Many retirees face a similar challenge once they retire. How much money can they withdraw from their investment accounts for spending without running out of money in retirement?
Nobody wants to run out of money. But what is a safe withdrawal rate? Some people only spend portfolio interest and dividends, leaving the principal intact. Another strategy is to withdraw 4% of the initial retirement balance and adjust the dollar amount annually for inflation. There are both pros and cons for each of these strategies.
There is another idea right under our noses that may have some real benefits. How about using the IRA required minimum distribution rules? Owners of IRA accounts are required to take minimum distributions once they reach the age of 70½ using a formula dictated by the government. The year-end balance of the IRA is divided by a life expectancy factor listed in IRS Publication 590.

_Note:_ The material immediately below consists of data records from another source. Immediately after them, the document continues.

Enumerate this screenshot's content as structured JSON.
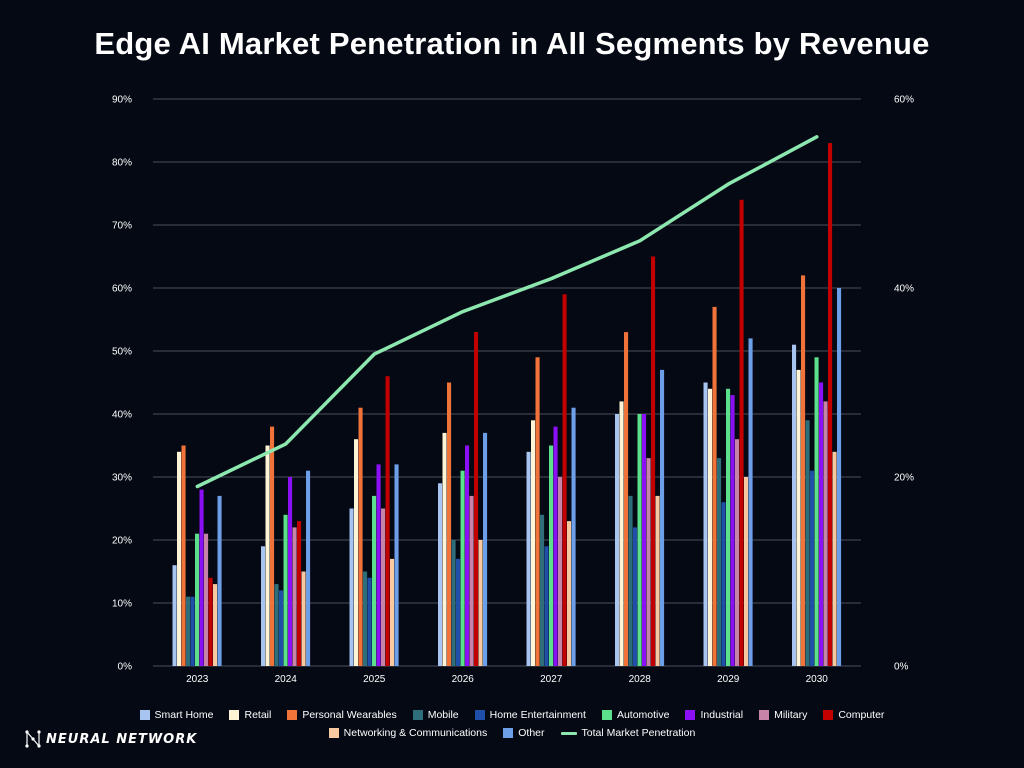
{
  "title": "Edge AI Market Penetration in All Segments by Revenue",
  "logo_text": "NEURAL NETWORK",
  "chart_data": {
    "type": "bar",
    "categories": [
      "2023",
      "2024",
      "2025",
      "2026",
      "2027",
      "2028",
      "2029",
      "2030"
    ],
    "y_left_ticks": [
      "0%",
      "10%",
      "20%",
      "30%",
      "40%",
      "50%",
      "60%",
      "70%",
      "80%",
      "90%"
    ],
    "y_right_ticks": [
      "0%",
      "20%",
      "40%",
      "60%"
    ],
    "ylim_left": [
      0,
      90
    ],
    "ylim_right": [
      0,
      60
    ],
    "grid": true,
    "legend_position": "bottom",
    "series": [
      {
        "name": "Smart Home",
        "color": "#a8c4f0",
        "values": [
          16,
          19,
          25,
          29,
          34,
          40,
          45,
          51
        ]
      },
      {
        "name": "Retail",
        "color": "#fff5d6",
        "values": [
          34,
          35,
          36,
          37,
          39,
          42,
          44,
          47
        ]
      },
      {
        "name": "Personal Wearables",
        "color": "#f0743a",
        "values": [
          35,
          38,
          41,
          45,
          49,
          53,
          57,
          62
        ]
      },
      {
        "name": "Mobile",
        "color": "#2e6e7a",
        "values": [
          11,
          13,
          15,
          20,
          24,
          27,
          33,
          39
        ]
      },
      {
        "name": "Home Entertainment",
        "color": "#1f4fa8",
        "values": [
          11,
          12,
          14,
          17,
          19,
          22,
          26,
          31
        ]
      },
      {
        "name": "Automotive",
        "color": "#5ce08c",
        "values": [
          21,
          24,
          27,
          31,
          35,
          40,
          44,
          49
        ]
      },
      {
        "name": "Industrial",
        "color": "#8b10f5",
        "values": [
          28,
          30,
          32,
          35,
          38,
          40,
          43,
          45
        ]
      },
      {
        "name": "Military",
        "color": "#c783a8",
        "values": [
          21,
          22,
          25,
          27,
          30,
          33,
          36,
          42
        ]
      },
      {
        "name": "Computer",
        "color": "#c20000",
        "values": [
          14,
          23,
          46,
          53,
          59,
          65,
          74,
          83
        ]
      },
      {
        "name": "Networking & Communications",
        "color": "#f8c9a0",
        "values": [
          13,
          15,
          17,
          20,
          23,
          27,
          30,
          34
        ]
      },
      {
        "name": "Other",
        "color": "#6d9ee8",
        "values": [
          27,
          31,
          32,
          37,
          41,
          47,
          52,
          60
        ]
      }
    ],
    "line_series": {
      "name": "Total Market Penetration",
      "color": "#8de8b0",
      "axis": "right",
      "values": [
        19,
        23.5,
        33,
        37.5,
        41,
        45,
        51,
        56
      ]
    }
  }
}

The idea is that retirees of any age can use the RMD calculation as a spending guidepost by dividing their total year-end portfolio balance by the life expectancy factor for their age. A recent study indicates that this strategy outperformed both the “spend only interest and dividend” rule and the “4% withdrawal” rule.
Because the RMD rule is calculated as a percentage of the annual year-end portfolio balance, it is responsive to changes in portfolio returns. And because the withdrawal percentage increases with age, it allows retirees to use more of their portfolio each year as their life expectancy decreases.
No simple rule of thumb works for everyone. It may be best to have an independent professional prepare a detailed analysis to take into account of your investment allocation, your age, and your family history of longevity.